DINHEIRO – Como isso aconteceu?
ROCHA – Informação é poder. Na década de 1980, o comando da economia estava concentrado no quartel general da grande corporação industrial. Quem dava as cartas na cadeia do têxtil nos Estados Unidos? A Levi’s, a maior fabricante de roupa do mundo na época. O varejo era atomizado, precário. Com o código de barras, se começou a construir e organizar uma massa de informações gigantesca, uma pesquisa de mercado em tempo real, que colocou nas mãos do varejo um poder que nenhum elo da cadeia jamais conseguiu. Com isso, o poder começou a migrar da indústria para o varejo. Hoje, quais são as maiores marcas de têxteis? São a Zara, a Prada, a Gucci, a HM, todas marcas do varejo. O varejo conquistou essa posição privilegiada porque pode farejar as mais sutis sinalizações da vontade do consumidor com os seus narizes eletrônicos.

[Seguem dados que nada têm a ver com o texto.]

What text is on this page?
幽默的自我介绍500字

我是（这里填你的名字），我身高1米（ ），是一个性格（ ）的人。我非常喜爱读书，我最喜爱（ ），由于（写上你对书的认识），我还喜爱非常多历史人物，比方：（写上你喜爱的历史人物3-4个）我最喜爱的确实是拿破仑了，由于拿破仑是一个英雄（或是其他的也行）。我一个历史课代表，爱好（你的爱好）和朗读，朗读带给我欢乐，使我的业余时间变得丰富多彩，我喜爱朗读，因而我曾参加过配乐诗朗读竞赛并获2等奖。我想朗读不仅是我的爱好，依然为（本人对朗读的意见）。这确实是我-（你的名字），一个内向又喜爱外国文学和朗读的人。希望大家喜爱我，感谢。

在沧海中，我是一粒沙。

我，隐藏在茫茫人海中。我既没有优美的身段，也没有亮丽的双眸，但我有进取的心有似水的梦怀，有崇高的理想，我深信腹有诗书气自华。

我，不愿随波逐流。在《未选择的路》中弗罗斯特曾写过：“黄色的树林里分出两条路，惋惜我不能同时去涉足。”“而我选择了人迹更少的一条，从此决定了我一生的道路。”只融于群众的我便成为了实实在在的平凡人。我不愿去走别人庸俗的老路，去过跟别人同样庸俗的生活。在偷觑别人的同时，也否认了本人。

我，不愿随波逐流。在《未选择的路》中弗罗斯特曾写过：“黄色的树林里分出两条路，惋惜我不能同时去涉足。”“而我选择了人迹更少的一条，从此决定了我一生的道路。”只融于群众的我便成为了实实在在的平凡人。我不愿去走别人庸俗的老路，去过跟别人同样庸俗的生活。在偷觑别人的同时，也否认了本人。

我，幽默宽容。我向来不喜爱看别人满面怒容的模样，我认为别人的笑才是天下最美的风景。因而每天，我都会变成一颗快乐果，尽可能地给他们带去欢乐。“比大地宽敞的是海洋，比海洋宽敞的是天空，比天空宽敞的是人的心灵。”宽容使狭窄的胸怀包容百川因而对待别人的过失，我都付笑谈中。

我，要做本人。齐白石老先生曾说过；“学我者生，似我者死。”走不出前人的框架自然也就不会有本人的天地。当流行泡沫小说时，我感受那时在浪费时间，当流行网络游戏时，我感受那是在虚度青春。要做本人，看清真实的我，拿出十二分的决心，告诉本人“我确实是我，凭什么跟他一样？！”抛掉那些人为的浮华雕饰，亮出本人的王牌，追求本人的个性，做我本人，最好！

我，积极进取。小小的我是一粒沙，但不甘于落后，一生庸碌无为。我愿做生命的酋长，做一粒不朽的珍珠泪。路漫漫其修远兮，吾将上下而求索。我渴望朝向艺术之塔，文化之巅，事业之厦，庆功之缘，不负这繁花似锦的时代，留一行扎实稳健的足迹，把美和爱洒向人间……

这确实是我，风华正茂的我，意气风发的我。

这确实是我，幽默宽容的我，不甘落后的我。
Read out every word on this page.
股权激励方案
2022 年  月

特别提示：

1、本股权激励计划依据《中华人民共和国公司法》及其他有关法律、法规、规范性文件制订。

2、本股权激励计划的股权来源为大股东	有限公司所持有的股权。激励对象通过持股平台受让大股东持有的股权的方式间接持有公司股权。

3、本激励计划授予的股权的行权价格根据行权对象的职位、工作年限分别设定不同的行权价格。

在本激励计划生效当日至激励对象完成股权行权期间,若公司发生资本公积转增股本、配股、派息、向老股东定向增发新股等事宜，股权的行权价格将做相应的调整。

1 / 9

DINHEIRO – Essa migração de poder também ocorreu no Brasil?
ROCHA – Num País com uma das maiores cargas tributárias do mundo, a informalidade excessiva do setor acaba se tornando um empecilho para a expansão do varejo. A banda informal não cresce porque não pode atrair a atenção das autoridades, e a formal, por sua vez, sofre com o problema da iniquidade concorrencial. O varejo informal vive uma espécie de síndrome de Peter Pan. O setor todo se torna ineficiente.
DINHEIRO – Não há agora um processo de formalização no varejo?
ROCHA – Sim, esse processo altamente salutar começa a acontecer. O varejo tem de sair do papel de coadjuvante para ser a locomotiva, como aconteceu nos Estados Unidos. Demorou, mas chegou a hora de o varejo assumir essa condição de locomotiva.
DINHEIRO – O que isso significa?
ROCHA – Significa que o varejo tem condições de chegar a 30% do PIB em dez anos. É o que miramos.
O ministro da Fazenda, Guido Mantega, tem feito desonerações de tributos
DINHEIRO – A que o sr. atribui esse processo de formalização do varejo no Brasil?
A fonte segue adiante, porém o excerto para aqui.